Review: More Questions Than Answers In ‘Amazing Spider-Man’ #50

by James Ferguson


“Last Rites” begins with more questions than answers, but at long last we learn who is behind Kindred’s mask.


Kindred has been pulling strings in the shadows of Spider-Man’s life for some time. The centipede-clad villain knows all about Peter Parker and has a deep connection to Norman Osborn. After committing his most heinous act yet, his identity is revealed. What does he have in store for the webhead? “Last Rites” begins here.

Although we found out who is under the mask, we still know next to nothing about Kindred. As a reminder, this character was introduced way back in Amazing Spider-Man #1 and here we are 50 issues later and he’s just as much of a mystery as ever. While we get a big reveal, it only raises more questions.

The Sin-Eater has taken up a good amount of pages in Amazing Spider-Man lately and it feels for naught after this issue. I honestly wonder what the point was of shoe-horning in this obscure villain from the wall-crawler’s past. If we had any idea as to what Kindred’s real powers were, how he got them, or how they worked, that might make things clearer. As it stands, writer Nick Spencer leaves us with more confusion than clarity.

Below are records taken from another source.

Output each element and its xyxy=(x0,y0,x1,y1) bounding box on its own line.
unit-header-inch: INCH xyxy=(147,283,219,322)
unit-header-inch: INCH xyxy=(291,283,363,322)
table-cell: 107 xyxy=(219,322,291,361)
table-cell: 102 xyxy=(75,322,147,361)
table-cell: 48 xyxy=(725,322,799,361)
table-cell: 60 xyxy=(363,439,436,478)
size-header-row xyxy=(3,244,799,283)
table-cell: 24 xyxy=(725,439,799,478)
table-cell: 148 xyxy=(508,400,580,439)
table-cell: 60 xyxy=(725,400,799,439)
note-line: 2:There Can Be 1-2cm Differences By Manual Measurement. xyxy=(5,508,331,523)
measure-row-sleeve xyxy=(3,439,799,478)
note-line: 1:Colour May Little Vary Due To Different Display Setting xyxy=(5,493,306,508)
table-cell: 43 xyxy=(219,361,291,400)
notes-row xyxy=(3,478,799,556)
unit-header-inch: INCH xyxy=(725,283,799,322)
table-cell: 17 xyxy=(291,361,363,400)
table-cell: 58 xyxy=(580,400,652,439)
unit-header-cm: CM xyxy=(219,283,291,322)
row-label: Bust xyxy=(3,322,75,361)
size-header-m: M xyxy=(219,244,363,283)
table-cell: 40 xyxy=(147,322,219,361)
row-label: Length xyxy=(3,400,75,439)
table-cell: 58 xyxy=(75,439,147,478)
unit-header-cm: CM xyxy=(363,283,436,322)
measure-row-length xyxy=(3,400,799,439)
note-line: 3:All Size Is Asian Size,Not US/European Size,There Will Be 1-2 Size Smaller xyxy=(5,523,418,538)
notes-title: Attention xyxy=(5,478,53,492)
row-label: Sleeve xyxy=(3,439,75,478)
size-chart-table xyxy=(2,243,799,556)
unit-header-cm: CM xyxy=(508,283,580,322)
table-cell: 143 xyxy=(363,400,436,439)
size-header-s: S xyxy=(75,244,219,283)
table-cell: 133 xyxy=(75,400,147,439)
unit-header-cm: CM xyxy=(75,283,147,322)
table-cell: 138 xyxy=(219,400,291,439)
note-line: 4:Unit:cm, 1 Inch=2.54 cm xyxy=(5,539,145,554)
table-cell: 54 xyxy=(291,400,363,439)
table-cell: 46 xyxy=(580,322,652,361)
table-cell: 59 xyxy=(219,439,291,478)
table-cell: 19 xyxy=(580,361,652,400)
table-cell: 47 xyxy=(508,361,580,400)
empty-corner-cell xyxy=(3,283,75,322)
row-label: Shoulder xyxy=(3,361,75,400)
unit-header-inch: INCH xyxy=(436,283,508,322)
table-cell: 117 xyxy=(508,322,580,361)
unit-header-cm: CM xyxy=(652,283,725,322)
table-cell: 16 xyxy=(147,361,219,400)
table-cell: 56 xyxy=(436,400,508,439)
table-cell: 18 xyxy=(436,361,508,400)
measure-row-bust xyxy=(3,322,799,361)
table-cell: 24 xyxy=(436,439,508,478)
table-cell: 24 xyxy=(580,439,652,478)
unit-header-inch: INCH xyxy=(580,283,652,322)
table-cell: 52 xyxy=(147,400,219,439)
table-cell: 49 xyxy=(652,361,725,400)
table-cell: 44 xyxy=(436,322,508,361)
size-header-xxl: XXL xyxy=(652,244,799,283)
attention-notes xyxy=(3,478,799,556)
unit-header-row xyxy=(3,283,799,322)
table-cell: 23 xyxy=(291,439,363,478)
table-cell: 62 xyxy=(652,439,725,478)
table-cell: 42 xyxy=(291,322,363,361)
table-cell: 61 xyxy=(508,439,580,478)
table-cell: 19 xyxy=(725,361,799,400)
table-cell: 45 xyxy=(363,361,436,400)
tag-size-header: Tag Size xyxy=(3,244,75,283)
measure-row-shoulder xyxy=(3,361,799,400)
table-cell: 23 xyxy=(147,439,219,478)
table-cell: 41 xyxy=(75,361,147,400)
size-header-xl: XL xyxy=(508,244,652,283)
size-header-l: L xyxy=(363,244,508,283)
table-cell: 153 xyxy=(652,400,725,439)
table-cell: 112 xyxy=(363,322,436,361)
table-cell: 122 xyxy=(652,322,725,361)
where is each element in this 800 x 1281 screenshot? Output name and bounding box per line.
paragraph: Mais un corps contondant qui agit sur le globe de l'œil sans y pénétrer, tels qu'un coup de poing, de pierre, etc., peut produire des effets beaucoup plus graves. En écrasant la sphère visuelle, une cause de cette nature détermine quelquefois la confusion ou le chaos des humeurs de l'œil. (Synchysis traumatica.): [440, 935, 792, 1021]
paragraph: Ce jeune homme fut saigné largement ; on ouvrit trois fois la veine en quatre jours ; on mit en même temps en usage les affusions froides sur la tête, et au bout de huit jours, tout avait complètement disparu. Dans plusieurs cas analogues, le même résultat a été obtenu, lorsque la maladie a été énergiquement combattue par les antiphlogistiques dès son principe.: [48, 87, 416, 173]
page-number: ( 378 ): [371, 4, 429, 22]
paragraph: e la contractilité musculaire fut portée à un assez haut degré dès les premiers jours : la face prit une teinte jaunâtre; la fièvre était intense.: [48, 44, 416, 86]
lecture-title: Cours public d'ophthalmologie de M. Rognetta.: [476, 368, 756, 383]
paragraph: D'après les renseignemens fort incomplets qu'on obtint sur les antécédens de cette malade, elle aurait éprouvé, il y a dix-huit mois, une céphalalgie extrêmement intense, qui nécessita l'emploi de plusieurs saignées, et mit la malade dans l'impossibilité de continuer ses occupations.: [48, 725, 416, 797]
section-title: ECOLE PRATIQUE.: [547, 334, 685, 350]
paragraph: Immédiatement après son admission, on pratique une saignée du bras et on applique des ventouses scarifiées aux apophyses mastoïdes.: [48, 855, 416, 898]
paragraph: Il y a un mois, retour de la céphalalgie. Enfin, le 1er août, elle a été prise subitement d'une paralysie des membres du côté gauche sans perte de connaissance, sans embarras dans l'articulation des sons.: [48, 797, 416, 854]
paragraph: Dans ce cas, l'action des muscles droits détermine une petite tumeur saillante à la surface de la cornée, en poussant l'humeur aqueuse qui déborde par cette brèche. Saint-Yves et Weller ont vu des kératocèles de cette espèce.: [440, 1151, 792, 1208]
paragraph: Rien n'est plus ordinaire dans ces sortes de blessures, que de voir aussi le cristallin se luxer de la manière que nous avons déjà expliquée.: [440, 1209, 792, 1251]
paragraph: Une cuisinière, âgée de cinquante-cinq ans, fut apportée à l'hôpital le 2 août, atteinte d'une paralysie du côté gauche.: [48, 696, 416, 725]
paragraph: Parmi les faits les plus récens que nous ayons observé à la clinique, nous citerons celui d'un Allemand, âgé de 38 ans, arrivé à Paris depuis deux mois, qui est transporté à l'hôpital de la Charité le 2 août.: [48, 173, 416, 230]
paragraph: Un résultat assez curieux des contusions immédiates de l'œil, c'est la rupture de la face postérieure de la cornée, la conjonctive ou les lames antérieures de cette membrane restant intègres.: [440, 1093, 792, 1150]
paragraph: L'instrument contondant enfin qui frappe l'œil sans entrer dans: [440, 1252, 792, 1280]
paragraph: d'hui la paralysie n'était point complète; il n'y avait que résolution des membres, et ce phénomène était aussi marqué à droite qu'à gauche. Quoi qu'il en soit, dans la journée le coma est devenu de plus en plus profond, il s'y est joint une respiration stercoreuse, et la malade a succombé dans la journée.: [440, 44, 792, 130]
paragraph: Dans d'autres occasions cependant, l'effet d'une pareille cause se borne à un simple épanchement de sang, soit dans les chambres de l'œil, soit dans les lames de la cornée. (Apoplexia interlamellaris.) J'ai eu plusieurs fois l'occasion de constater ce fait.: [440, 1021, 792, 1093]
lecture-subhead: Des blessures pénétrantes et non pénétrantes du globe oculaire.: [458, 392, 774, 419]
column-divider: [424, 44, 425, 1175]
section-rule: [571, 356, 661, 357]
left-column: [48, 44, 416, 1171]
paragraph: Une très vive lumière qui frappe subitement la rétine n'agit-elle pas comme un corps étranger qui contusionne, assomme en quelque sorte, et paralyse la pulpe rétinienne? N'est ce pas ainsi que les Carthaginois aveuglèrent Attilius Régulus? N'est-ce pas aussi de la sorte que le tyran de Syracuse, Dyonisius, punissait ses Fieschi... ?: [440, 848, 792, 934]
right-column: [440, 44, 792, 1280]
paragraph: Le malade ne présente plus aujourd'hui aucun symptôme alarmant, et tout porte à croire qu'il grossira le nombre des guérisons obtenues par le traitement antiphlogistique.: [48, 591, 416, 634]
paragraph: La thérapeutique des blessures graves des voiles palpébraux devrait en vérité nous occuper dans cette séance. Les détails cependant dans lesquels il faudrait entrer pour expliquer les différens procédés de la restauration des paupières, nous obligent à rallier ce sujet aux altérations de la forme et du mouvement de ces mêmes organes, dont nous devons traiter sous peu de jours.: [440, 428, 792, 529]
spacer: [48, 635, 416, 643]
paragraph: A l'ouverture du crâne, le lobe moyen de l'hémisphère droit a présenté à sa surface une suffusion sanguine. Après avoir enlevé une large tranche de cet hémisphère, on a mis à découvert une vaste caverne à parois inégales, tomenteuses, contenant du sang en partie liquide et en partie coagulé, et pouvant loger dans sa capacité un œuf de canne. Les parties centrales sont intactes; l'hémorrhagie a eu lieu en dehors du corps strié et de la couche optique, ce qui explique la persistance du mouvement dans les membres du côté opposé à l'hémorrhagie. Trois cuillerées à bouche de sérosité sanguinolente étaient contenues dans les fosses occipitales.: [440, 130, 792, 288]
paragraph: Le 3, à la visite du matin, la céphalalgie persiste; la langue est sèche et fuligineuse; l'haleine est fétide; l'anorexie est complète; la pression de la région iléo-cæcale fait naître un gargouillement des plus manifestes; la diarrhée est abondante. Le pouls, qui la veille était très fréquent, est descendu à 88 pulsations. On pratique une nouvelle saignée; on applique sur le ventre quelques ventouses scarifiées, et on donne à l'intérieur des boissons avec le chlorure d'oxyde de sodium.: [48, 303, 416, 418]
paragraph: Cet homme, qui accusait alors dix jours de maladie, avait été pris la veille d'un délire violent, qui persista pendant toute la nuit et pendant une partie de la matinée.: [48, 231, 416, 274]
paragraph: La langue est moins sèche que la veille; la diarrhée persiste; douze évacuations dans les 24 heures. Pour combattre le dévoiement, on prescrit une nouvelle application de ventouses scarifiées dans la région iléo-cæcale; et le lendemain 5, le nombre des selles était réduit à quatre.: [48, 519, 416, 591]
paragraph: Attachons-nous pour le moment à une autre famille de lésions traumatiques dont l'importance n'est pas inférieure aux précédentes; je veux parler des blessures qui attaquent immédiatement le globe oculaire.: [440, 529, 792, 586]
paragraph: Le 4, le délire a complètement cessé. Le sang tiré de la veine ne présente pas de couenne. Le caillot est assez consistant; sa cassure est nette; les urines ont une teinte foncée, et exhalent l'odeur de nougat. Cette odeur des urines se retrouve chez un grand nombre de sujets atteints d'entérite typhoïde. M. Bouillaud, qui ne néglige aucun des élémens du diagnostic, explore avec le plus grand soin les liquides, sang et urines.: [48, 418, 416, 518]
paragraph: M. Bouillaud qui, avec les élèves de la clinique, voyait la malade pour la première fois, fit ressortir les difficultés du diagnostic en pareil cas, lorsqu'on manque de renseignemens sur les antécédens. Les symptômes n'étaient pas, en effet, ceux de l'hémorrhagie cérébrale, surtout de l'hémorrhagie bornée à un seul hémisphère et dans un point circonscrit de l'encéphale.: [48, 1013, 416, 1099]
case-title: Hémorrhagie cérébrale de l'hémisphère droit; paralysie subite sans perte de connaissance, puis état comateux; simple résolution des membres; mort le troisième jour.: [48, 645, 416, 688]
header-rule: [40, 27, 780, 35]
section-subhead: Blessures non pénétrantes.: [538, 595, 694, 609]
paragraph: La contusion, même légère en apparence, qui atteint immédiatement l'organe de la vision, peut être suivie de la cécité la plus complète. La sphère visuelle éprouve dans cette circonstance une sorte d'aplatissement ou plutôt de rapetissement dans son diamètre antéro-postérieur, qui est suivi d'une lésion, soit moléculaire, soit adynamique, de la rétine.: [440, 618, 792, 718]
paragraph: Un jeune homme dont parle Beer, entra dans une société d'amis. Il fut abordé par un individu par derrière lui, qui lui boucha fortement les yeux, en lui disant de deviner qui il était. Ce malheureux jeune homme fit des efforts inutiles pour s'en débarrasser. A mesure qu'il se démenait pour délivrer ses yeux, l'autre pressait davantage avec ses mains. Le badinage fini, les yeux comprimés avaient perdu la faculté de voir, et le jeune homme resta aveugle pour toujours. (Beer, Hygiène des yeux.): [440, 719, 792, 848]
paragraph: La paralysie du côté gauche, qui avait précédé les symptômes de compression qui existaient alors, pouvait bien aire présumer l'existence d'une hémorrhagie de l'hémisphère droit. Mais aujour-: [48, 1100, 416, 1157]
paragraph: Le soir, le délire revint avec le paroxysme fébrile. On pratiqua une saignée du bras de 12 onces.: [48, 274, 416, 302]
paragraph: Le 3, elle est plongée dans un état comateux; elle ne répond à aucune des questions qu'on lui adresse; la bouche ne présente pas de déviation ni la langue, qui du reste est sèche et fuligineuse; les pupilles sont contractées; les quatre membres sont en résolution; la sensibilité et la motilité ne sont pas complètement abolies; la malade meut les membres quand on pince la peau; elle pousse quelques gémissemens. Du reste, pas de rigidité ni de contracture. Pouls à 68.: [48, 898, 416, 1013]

The real shining star of Amazing Spider-Man #50 is artist Patrick Gleason. This is a fantastically illustrated comic. Although we don’t know a lot about Kindred, the threat he poses to Spidey is shown in exquisite detail. He unleashes an attack that is suffocating in nature. It surrounds Spider-Man and his allies, snuffing out any hope they may have after escaping from the Sin-Eater’s horde. Gleason drives this feeling home with a dynamic layout and some super creepy imagery.

Think of the words evil, hate, and anger. How do they represent themselves visually to you? That’s what’s on display here. Gleason has this gnashing entity full of teeth and spikes. It’s absolutely horrifying. Colorist Edgar Delgado gives this an ethereal tone with an almost translucent quality. This draws the eye as it contrasts with the shadows that loom all over.

Kindred’s voice is one of gravelly terror. Letterer Joe Caramagna invokes an eerie sound in the scratchy word balloons, adding to the overall frightening aspect of the character.

The narration in the first few pages of Amazing Spider-Man #50 echo some of the things I’ve been saying about the series as of late. “I know this has been…frustrating.” “Rough start, I know.” “Clearly, I am off my game.” I’m hoping that now that we’re finally getting to the heart of this story that’s been percolating for ages that some of the many loose ends will start to come together. As it stands, it looks like it’s leaning into shock value for no real reason. It’s super hero torture porn. Since no time has been spent developing Kindred as a villain, his actions come across as hollow and mean for no reason.

Amazing Spider-Man #50 from Marvel Comics is currently available at your local comic shop and digitally through ComiXology and Amazon Kindle.